Quand il se retira, un filet épais de sperme coula entre les cuisses de Mariana jusqu’à tacher le drap. Elle se retourna lentement, les jambes encore écartées, et lui sourit avec la bouche encore rouge de l’avoir sucée.
***
Ils restèrent ainsi longtemps, enlacés, la peau humide de sueur et d’eau de piscine, les respirations cherchant peu à peu le calme. Esteban lui embrassa le front, la tempe, le coin des lèvres, et lui passa un doigt sur la chatte dégoulinante, récupérant un peu de son propre sperme pour le porter à sa bouche afin qu’elle le suce. Mariana lécha son doigt sans détourner les yeux.
— Ça n’aurait jamais dû arriver, dit-il, mais il n’y avait aucun regret dans sa voix, seulement le poids de l’irréversible.
— Je sais, répondit-elle, blottie contre sa poitrine, écoutant le battement sous son oreille. Et pourtant je ne regrette rien. Demain, tu me la remettras, papa.

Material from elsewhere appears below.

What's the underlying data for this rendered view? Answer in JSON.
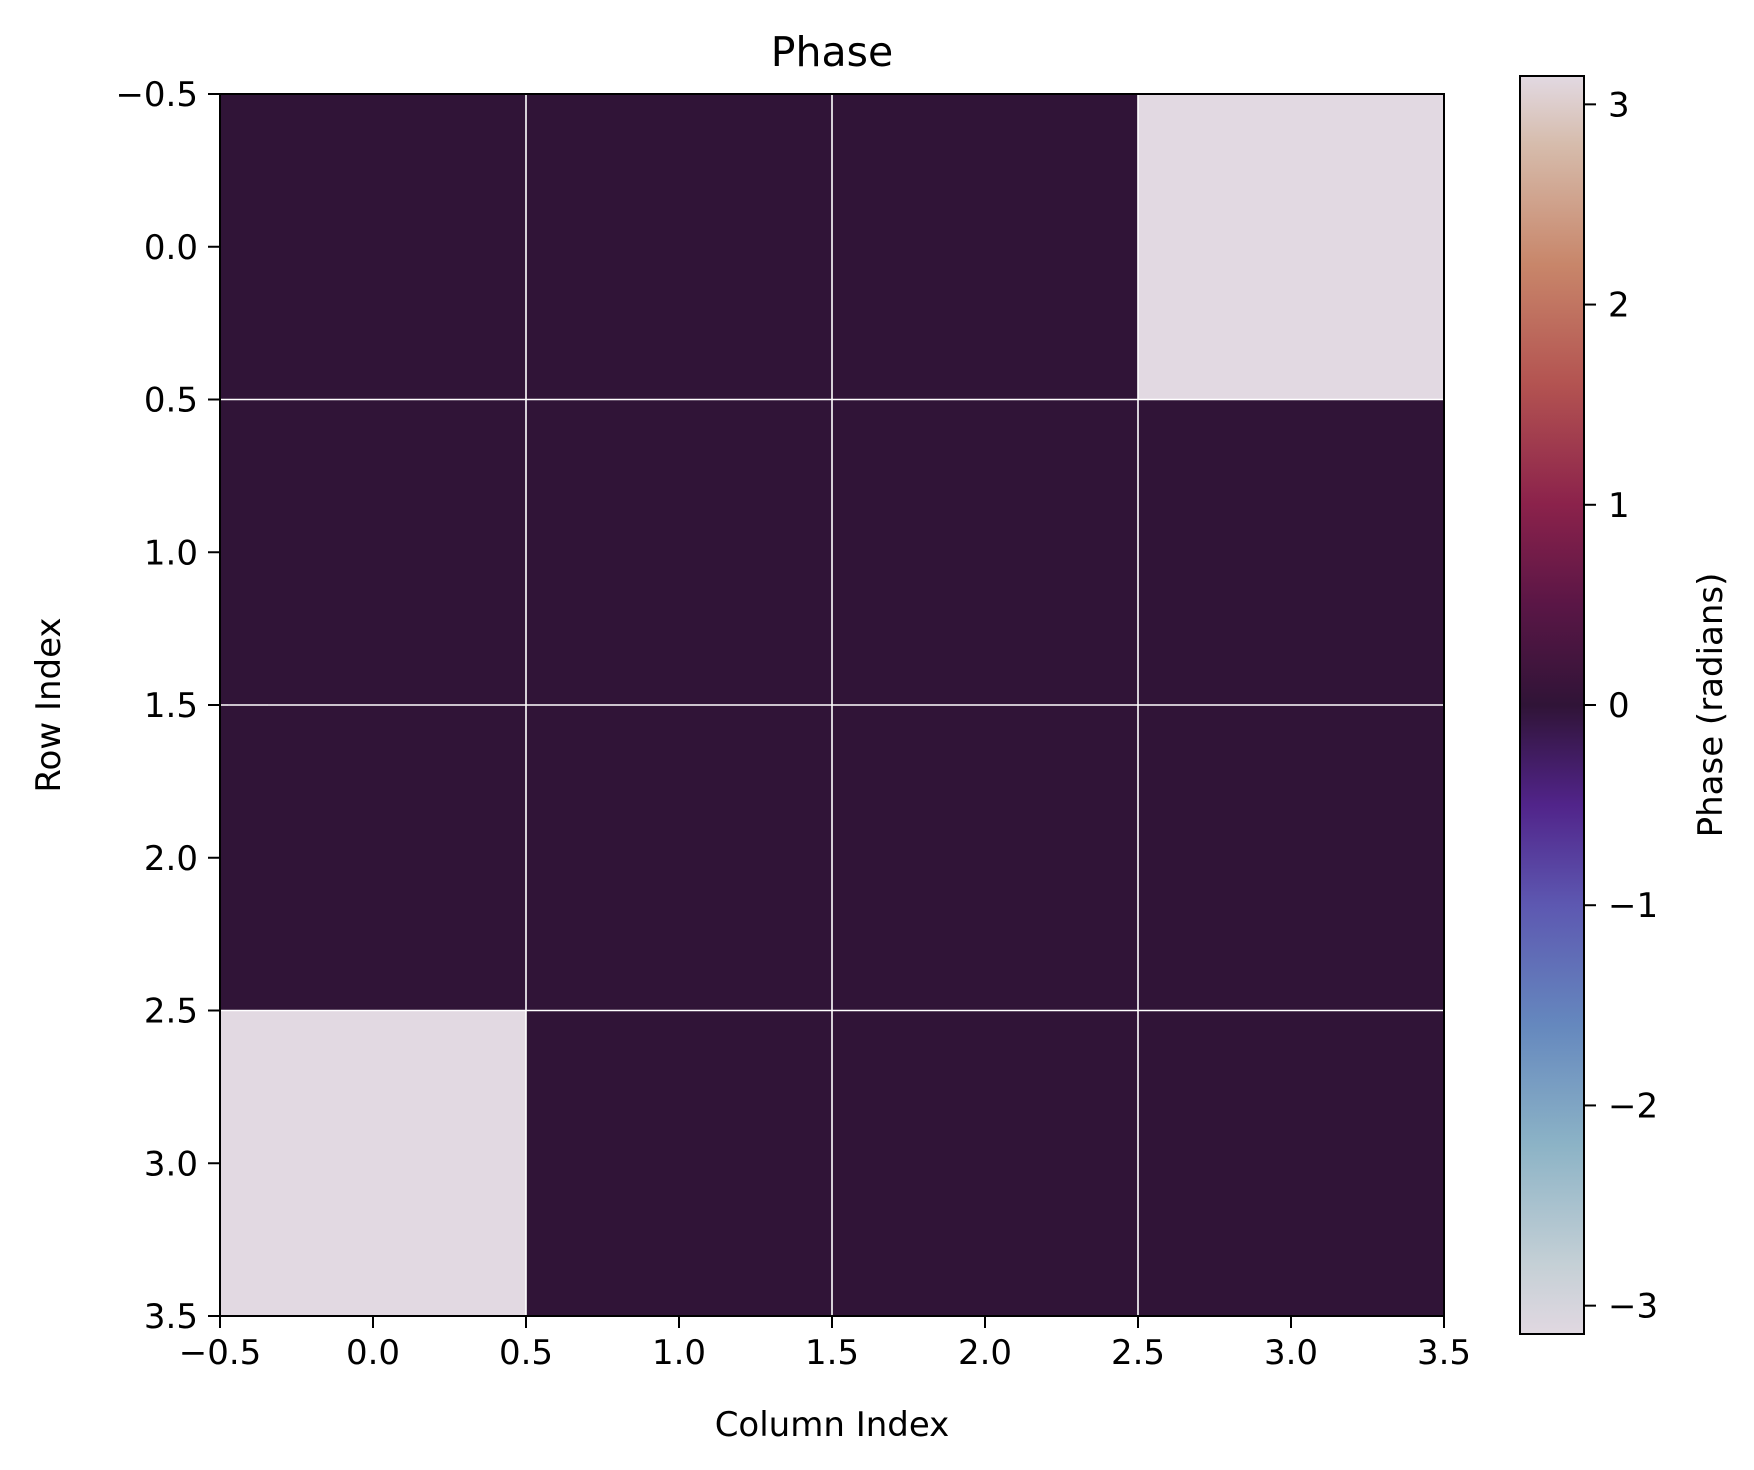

Il la serra contre lui et sentit sa bite recommencer déjà à remuer. Dehors, le soleil continuait à descendre, et la piscine, désormais immobile, renvoyait le dernier éclat orangé de l’après-midi. Tous deux savaient qu’ils avaient franchi une ligne qu’ils ne pourraient plus effacer, une ligne qui changerait à jamais la façon dont ils se regarderaient à table, dans le couloir, à chaque entraînement à venir.
Mais pour cet après-midi-là, du moins, aucun des deux ne voulut penser à l’après. Seulement à la chaleur de l’autre corps, à l’odeur de sexe qui emplissait la chambre, au sperme du père séchant entre les jambes de la fille, et au secret qu’à partir de là ils partageraient sans jamais le dire à voix haute.